For mindfulness to be effective during our most trying times, it is important to get into the habit of daily mindfulness practice, so that these techniques can be easily accessed even during times of high stress. Below are some simple mindfulness exercises that you can get into the habit of during your daily routine.
While washing dishes observe the temperature of the water. Is it hot, cold, warm, or cool? Pay attention to the feeling of the water on your hands. Listen to how the water sounds as it comes out of the spigot, falls to the ground, and drains away. Note the smell and lather of the soap as you wash. Observe how the dish changes as it goes from dirty to clean.
During your morning or evening commute (or both!) try to look for something you’ve never noticed before. Describe what you notice in detail. What color was it? What shape was it? What is it used for?
Listen to a song you enjoy. Try to pick out each instrument that you hear and listen to the song paying attention to each instrument in turn.
Clench your fists. Note the strain of this action. Pay attention to how your hand changes as you clench and release. Note your reaction to the release of tension as you unclench your fist.
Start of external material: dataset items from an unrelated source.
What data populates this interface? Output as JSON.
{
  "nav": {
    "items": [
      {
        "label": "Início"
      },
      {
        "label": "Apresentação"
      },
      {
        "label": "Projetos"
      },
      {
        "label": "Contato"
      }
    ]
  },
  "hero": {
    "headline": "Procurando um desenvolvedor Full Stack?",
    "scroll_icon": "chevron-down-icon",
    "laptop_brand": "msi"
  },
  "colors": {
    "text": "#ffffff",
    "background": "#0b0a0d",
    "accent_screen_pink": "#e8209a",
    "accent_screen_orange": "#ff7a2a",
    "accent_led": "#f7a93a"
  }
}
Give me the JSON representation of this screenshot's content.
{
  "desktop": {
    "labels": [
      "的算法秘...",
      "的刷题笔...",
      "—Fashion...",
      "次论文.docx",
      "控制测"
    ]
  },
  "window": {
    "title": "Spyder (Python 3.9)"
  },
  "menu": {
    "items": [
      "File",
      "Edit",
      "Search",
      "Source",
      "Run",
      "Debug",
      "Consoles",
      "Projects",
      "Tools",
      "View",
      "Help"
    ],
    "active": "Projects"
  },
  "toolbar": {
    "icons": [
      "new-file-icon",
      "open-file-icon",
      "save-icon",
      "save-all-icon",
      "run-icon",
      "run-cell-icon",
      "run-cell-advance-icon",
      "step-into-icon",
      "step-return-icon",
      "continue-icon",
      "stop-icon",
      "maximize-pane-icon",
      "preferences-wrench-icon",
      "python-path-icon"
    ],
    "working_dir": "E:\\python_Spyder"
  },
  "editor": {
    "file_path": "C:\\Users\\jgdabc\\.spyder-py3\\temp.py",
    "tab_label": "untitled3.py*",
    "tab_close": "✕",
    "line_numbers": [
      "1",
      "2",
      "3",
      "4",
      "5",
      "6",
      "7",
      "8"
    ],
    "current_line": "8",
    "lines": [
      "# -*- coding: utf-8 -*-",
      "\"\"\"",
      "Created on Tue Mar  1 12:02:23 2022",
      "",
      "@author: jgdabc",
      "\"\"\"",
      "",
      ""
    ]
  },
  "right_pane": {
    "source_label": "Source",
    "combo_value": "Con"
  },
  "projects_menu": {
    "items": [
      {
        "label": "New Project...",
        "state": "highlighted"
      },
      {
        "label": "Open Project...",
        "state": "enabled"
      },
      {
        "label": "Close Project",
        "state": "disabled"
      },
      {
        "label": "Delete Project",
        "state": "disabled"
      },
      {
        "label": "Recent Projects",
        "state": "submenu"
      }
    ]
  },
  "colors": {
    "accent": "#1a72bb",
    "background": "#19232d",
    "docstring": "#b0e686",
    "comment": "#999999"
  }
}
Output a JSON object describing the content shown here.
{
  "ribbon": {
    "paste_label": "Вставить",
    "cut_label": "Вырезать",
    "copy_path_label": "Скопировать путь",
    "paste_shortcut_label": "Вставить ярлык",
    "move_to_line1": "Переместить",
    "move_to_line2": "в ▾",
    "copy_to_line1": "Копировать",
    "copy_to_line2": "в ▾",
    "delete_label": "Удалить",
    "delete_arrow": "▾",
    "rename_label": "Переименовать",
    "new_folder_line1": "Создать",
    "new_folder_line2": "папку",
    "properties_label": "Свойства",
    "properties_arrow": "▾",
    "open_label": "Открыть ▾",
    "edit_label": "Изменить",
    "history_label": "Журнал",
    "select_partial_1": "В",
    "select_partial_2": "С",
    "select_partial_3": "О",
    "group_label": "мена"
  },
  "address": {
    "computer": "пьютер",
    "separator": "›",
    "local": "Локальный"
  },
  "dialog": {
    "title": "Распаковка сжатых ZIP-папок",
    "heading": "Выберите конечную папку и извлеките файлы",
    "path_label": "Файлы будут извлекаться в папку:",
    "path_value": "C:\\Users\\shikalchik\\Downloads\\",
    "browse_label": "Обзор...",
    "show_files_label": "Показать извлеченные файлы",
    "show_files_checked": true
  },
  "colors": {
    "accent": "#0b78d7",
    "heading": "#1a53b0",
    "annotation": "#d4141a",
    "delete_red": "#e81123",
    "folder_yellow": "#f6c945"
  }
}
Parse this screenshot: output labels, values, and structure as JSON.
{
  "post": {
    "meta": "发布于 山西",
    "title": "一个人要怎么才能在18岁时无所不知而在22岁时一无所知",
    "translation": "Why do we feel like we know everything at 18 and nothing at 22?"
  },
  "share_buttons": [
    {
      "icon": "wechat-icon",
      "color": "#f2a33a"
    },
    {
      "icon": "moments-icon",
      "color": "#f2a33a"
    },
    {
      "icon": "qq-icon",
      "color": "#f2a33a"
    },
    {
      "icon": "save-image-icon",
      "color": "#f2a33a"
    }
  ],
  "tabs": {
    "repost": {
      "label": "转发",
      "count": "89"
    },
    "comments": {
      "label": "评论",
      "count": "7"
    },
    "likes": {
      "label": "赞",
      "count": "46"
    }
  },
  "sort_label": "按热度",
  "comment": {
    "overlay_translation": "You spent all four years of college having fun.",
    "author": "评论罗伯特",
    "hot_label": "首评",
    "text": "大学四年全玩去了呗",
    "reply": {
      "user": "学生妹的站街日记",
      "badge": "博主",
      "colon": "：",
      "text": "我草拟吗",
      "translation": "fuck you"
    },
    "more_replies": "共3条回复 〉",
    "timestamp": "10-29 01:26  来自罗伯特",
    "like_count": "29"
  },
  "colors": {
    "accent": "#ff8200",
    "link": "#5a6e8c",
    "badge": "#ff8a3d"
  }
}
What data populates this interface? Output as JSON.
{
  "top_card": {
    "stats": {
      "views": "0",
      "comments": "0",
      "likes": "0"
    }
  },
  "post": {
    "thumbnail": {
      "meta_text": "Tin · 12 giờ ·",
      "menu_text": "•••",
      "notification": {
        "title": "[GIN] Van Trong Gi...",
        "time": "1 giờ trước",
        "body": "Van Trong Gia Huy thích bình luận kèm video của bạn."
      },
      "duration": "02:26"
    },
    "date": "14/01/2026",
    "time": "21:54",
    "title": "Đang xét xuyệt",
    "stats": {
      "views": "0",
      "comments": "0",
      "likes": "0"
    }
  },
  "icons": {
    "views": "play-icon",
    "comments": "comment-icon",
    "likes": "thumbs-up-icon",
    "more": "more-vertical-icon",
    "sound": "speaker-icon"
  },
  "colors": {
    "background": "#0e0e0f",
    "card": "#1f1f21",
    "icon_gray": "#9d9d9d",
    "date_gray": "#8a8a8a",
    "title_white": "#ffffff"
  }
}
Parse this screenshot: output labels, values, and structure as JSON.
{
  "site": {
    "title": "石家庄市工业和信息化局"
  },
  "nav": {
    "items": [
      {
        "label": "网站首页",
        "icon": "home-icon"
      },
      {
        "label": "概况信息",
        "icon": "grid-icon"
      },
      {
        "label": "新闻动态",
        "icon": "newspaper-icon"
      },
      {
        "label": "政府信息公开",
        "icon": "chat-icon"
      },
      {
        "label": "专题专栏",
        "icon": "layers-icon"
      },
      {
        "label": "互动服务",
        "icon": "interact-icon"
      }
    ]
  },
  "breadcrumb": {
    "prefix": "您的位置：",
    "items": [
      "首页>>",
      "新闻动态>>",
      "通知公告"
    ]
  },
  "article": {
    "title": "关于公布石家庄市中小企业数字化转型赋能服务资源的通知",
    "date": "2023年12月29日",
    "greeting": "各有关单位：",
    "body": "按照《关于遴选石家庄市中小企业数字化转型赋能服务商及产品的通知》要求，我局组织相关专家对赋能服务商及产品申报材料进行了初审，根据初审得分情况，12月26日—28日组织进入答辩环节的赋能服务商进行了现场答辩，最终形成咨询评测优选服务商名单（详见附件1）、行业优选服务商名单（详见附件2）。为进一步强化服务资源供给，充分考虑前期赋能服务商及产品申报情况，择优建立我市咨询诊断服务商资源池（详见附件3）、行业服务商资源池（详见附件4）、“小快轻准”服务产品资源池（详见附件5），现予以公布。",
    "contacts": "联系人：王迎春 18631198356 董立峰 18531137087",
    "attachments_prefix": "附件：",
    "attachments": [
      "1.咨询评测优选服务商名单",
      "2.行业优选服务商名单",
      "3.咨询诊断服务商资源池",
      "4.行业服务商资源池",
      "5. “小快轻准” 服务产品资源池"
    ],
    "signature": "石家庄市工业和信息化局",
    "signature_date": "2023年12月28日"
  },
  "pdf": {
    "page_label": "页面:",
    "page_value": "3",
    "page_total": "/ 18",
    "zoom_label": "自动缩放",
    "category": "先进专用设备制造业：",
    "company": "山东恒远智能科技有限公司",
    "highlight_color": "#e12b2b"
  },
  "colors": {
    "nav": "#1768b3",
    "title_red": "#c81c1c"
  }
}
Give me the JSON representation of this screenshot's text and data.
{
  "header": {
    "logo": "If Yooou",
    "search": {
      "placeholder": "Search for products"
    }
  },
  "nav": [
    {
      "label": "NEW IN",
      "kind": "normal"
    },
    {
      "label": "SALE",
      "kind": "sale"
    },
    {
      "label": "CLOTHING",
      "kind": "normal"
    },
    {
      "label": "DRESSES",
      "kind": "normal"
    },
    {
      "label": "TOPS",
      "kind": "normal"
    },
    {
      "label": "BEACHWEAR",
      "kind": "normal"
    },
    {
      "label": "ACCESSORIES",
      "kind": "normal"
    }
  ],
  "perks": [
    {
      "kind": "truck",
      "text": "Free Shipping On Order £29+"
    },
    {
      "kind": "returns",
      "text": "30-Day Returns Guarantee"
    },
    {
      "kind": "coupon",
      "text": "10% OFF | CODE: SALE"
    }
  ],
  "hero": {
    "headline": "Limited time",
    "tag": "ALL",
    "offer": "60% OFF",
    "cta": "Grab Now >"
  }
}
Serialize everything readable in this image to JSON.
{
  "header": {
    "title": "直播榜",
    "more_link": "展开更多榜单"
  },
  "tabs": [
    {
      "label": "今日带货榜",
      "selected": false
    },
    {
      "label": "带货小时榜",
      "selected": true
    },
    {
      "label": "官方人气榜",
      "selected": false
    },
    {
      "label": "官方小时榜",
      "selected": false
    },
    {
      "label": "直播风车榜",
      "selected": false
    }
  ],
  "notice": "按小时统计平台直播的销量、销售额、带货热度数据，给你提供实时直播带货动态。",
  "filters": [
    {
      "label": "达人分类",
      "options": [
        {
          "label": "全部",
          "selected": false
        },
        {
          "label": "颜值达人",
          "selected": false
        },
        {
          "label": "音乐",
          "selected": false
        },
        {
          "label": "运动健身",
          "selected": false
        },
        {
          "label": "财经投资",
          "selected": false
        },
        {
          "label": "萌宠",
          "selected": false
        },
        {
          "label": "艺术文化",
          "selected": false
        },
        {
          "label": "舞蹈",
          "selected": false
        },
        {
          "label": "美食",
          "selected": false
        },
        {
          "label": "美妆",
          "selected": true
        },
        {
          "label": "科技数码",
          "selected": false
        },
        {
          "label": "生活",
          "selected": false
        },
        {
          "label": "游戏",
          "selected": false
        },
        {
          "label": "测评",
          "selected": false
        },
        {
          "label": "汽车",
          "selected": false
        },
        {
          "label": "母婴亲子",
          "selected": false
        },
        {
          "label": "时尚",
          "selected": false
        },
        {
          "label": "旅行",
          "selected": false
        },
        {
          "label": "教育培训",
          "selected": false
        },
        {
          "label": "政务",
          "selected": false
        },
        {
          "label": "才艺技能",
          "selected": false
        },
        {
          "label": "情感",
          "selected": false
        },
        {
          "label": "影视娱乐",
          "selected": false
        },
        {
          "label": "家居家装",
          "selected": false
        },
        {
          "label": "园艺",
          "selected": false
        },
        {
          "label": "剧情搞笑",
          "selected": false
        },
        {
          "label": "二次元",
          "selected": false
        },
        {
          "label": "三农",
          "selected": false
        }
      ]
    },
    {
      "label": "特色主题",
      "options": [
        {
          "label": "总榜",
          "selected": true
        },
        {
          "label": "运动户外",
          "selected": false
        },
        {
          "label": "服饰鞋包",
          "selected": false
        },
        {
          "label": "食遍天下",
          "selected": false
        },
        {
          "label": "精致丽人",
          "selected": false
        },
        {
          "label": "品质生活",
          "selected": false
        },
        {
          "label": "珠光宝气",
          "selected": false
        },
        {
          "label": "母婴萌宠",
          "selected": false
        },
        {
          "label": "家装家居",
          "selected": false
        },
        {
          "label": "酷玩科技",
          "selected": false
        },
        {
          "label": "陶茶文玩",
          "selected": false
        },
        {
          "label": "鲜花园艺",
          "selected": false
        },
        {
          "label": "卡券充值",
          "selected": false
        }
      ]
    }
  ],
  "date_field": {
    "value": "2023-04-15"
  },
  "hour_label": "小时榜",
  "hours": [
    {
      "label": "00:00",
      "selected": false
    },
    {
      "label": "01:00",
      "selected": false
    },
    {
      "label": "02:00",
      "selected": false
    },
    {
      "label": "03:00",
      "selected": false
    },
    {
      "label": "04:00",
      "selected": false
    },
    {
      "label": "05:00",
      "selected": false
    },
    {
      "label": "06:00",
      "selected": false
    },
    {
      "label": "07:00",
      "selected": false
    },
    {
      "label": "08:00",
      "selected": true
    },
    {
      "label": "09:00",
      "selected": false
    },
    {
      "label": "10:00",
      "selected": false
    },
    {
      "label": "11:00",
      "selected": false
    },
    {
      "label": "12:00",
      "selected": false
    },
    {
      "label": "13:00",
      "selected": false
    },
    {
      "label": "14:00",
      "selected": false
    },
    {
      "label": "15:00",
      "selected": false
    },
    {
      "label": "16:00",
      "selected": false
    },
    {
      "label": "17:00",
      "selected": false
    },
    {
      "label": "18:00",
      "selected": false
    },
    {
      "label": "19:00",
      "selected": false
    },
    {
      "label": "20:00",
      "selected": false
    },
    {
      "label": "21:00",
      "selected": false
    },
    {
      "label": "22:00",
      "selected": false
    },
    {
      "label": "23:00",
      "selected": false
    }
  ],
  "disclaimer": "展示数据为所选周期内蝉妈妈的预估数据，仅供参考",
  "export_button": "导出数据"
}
All of these exercises are great ways to practice mindfulness day to day and take only 5 minutes at a time. Should you decide to begin implementing one or more of the above exercises into your routine make sure to be intentional about scheduling time every day to commit to mindful practice. If it helps, set an alarm for yourself when you’d like to practice your mindfulness skills and complete the above exercise(s) within an allotted time frame you set. Bedtime and morning routines are typically good transition points during the day for relaxation and are easy target points for beginning a new habit.
Be patient with yourself when developing any new skills, especially mindfulness. As with all good things practice makes perfect!